13. A device for automatic optical inspection (AOI), comprising:
an image obtaining module configured to obtain an image of an inspected component of a first domain, the first domain corresponding to a first industrial component type or corresponding to a first industrial component production line;
an inspection module, the inspection module comprising a generic feature extraction sub-module and at least one task inspection sub-module associated with a particular AOI task of the first domain, the generic feature extraction sub-module configured to generate a first feature representation of the image based on the image of the inspected component, and the at least one task inspection sub-module configured to generate at least one inspection result associated with the particular AOI task of the first domain based on the first feature representation of the image.
14. The device of claim 13, wherein the image obtaining module is configured to obtain a second image of a second inspected component of a second domain, the second domain corresponding to a second industrial component type or corresponding to a second industrial component production line,
wherein the inspection module further comprises at least one second task inspection sub-module associated with a particular AOI task of the second domain, wherein the generic feature extraction sub-module is configured to generate a first feature representation of the second image based on the second image of the second inspected component, and the at least one second task inspection sub-module is configured to generate at least one inspection result associated with the particular AOI task of the second domain based on the first feature representation of the second image.

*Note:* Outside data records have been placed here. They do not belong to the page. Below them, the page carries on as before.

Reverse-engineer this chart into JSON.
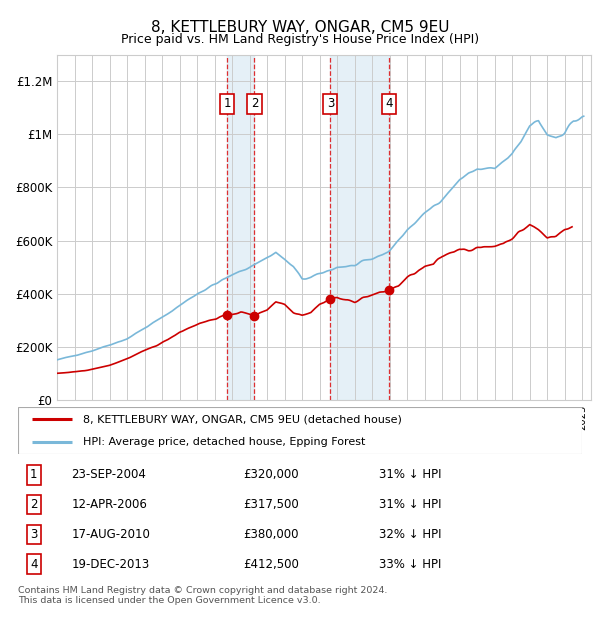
{
  "title": "8, KETTLEBURY WAY, ONGAR, CM5 9EU",
  "subtitle": "Price paid vs. HM Land Registry's House Price Index (HPI)",
  "ylim": [
    0,
    1300000
  ],
  "yticks": [
    0,
    200000,
    400000,
    600000,
    800000,
    1000000,
    1200000
  ],
  "ytick_labels": [
    "£0",
    "£200K",
    "£400K",
    "£600K",
    "£800K",
    "£1M",
    "£1.2M"
  ],
  "legend_line1": "8, KETTLEBURY WAY, ONGAR, CM5 9EU (detached house)",
  "legend_line2": "HPI: Average price, detached house, Epping Forest",
  "transactions": [
    {
      "num": 1,
      "date": "23-SEP-2004",
      "price": "£320,000",
      "pct": "31% ↓ HPI",
      "year": 2004.72
    },
    {
      "num": 2,
      "date": "12-APR-2006",
      "price": "£317,500",
      "pct": "31% ↓ HPI",
      "year": 2006.28
    },
    {
      "num": 3,
      "date": "17-AUG-2010",
      "price": "£380,000",
      "pct": "32% ↓ HPI",
      "year": 2010.62
    },
    {
      "num": 4,
      "date": "19-DEC-2013",
      "price": "£412,500",
      "pct": "33% ↓ HPI",
      "year": 2013.96
    }
  ],
  "trans_prices": [
    320000,
    317500,
    380000,
    412500
  ],
  "footer": "Contains HM Land Registry data © Crown copyright and database right 2024.\nThis data is licensed under the Open Government Licence v3.0.",
  "hpi_color": "#7ab8d9",
  "price_color": "#cc0000",
  "shade_color": "#daeaf5",
  "grid_color": "#cccccc"
}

15. A system for automatic optical inspection (AOI), comprising:
an image capture apparatus configured to capture an image of an inspected component;
one or more processors; and
one or more memories, the memories having computer-executable instructions stored thereon, and the instructions, when run by the one or more processors, perform the operations of claim 1.
16. A computer system, comprising:
one or more processors; and
one or more memories, the memories having computer-executable instructions stored thereon, and the instructions, when run by the one or more processors, perform the operations of claim 1.
17. A machine-readable storage medium having executable instructions stored thereon, the instructions, when executed, cause one or more processors to perform the method of claim 1.